Si vous poursuivez votre balade en direction du Nord vous devriez repérer une autre galaxie, M49, elliptique, distante de 40 millions d'années-lumière. Des jumelles montrent une petite boule diffuse assez faible, avec un centre plus marqué, qui forme un grand triangle équilatéral de 8 degrés de côté avec les étoiles Vindemiatrix et Auva de la Vierge

à gauche : magnifique photo de M61 réalisée par Robert Gendler

à droite : photo de M49 tirée du catalogue Messier du SEDS

 

Continuons notre balade dans la constellation de la Vierge, mais cette fois en direction du Sud afin de débusquer un des grands classiques de la chasse aux galaxies : M104, plus connue sous le nom de Galaxie du Sombrero. Bien qu'intégrée au catalogue de Charles Messier, ce n'est pas ce dernier qui l'a découverte mais un de ses potes, l'astronome Pierre Méchain, en 1781. Un truc imparable pour repérer la Galaxie du Sombrero : une fois la monture équatoriale de votre télescope soigneusement mise en station, visez Spica, puis, zou, filez 45 mn à l'Ouest en ascension droite, sans tripoter à la déclinaison.

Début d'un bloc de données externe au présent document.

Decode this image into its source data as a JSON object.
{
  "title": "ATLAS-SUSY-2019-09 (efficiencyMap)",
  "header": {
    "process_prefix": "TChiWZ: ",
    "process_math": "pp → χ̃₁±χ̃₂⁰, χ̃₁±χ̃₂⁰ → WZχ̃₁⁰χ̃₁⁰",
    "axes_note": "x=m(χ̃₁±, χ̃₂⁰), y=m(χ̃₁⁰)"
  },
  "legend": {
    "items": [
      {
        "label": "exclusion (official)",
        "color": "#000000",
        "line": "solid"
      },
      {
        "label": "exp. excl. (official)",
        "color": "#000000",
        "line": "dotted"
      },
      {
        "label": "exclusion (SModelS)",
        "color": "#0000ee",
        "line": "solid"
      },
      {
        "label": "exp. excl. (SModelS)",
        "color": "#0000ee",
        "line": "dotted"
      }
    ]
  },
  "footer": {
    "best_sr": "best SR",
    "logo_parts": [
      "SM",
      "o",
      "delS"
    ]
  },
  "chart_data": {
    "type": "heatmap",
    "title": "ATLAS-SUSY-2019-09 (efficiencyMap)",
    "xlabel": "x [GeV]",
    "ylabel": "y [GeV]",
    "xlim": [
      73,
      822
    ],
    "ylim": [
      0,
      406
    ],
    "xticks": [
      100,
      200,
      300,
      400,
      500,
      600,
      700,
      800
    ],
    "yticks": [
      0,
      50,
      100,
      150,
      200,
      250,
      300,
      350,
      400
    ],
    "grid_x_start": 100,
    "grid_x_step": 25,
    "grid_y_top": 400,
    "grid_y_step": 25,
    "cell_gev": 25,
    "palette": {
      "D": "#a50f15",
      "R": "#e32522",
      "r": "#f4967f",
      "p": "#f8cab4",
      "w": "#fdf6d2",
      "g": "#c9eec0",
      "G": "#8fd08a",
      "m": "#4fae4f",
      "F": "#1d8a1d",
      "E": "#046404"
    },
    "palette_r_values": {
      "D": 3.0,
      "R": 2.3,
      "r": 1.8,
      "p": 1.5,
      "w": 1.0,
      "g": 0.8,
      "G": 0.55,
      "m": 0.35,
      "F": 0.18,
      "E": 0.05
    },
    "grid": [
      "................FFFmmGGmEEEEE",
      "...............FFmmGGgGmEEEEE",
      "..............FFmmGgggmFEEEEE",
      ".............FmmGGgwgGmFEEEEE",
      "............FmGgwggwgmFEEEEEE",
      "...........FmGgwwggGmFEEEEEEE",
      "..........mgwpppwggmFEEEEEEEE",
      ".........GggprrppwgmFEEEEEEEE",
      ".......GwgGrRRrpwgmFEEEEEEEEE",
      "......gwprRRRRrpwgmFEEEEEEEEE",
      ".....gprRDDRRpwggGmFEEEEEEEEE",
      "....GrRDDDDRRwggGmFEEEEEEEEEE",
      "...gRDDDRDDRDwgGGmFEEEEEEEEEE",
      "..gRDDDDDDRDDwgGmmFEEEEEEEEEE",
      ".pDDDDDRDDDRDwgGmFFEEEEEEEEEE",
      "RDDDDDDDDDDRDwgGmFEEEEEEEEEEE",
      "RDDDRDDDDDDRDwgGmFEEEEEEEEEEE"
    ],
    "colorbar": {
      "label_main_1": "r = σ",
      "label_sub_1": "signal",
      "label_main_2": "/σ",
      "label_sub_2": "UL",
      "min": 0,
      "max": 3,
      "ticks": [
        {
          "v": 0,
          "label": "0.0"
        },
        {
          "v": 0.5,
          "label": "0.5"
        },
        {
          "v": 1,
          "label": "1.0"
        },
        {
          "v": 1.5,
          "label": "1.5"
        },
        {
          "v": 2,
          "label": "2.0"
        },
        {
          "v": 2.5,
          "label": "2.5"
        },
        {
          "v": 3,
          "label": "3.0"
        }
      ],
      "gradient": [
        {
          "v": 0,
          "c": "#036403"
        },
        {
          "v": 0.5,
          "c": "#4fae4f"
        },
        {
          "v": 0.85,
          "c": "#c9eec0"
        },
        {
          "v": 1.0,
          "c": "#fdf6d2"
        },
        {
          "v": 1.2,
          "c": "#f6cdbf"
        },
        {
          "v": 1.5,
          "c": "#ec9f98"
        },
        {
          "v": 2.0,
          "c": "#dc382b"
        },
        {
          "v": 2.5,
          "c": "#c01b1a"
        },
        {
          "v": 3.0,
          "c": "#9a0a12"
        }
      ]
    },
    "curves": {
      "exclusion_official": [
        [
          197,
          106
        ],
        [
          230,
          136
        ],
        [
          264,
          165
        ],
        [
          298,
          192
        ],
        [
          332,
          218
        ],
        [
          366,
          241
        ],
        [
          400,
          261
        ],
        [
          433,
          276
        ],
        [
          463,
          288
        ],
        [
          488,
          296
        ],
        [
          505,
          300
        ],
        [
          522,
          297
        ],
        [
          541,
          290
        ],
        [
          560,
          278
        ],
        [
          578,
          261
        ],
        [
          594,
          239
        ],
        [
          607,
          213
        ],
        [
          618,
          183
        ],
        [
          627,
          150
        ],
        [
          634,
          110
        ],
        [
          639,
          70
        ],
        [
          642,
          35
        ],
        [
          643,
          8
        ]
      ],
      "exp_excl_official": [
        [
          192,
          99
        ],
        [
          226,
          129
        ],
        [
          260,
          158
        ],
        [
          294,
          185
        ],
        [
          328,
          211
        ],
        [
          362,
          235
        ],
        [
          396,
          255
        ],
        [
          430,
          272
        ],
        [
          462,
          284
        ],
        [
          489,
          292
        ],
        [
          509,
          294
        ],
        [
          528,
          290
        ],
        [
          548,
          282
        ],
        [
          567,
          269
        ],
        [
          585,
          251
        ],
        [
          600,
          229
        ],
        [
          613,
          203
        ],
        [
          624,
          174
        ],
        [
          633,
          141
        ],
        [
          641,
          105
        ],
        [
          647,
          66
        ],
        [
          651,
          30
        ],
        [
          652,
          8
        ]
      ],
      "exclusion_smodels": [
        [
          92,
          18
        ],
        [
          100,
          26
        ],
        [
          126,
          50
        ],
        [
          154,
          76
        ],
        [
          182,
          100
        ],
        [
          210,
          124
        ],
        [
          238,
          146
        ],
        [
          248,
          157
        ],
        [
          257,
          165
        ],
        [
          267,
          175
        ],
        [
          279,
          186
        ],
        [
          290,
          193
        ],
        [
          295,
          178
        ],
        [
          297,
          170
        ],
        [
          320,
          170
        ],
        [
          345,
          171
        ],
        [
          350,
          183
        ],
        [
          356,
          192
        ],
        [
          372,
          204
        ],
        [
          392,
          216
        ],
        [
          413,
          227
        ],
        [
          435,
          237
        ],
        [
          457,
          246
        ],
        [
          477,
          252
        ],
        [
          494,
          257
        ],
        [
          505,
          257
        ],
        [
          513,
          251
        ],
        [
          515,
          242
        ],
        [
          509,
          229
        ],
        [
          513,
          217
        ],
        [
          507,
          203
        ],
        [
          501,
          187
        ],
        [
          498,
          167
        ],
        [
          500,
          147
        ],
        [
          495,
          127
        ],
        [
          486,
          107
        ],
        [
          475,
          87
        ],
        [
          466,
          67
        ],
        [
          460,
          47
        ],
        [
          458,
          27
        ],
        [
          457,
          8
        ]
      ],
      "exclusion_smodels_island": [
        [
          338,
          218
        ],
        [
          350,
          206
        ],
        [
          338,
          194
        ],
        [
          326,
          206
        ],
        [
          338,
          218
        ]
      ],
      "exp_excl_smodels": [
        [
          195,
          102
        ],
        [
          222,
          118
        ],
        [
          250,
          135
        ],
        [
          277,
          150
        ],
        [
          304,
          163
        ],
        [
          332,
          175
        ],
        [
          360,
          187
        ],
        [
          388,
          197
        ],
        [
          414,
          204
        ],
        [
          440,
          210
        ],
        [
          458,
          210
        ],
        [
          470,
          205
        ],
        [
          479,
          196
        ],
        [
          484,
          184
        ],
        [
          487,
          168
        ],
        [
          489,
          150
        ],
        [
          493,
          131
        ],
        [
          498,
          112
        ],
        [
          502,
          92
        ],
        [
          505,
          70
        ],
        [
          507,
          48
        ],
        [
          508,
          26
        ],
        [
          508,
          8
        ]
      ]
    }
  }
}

Bingo ! M104 sera alors en plein dans le champ de votre oculaire !

 

Située à 40 millions d'années-lumière, cette galaxie montre dans un télescope de 200 mm de diamètre une bande de poussières qui la ceinture, lui donnant l'aspect du chapeau mexicain d'où elle tire son nom. Par contre, dans des télescopes plus petits, ou dans des jumelles, on ne voit de cette galaxie qu'une tache floue allongée. Un dernier conseil pour admirer la Galaxie du Sombrero : elle ne monte jamais très haut dans le ciel de Normandie. Sa meilleure période de visibilité se situe au début du printemps

M104

 


Le Corbeau

 

A proximité de la constellation de la Vierge se trouvent 4 autres constellations, peu connues car, d'une part, constituées d'étoiles peu lumineuses, et d'autre part, très basses sur l'horizon de Normandie : le Corbeau, le Cratère, le Sextant et l'Hydre Femelle

 

Le petit quadrilatère que dessine la constellation du Corbeau est assez facilement repérable en dessous et à droite de la Vierge. Son intérêt majeur réside essentiellement dans le fait qu'il abrite les fameuses galaxies des Antennes : il s'agit de 2 galaxies en interaction étroite, que l'on commence à distinguer dans un télescope de 114 mm comme une tache floue allongée, un télescope de 200 mm commence à montrer un aspect en V. Mais très basses sur l'horizon, il y a bien des chances pour que ces galaxies soient noyées dans les brumes de Normandie ...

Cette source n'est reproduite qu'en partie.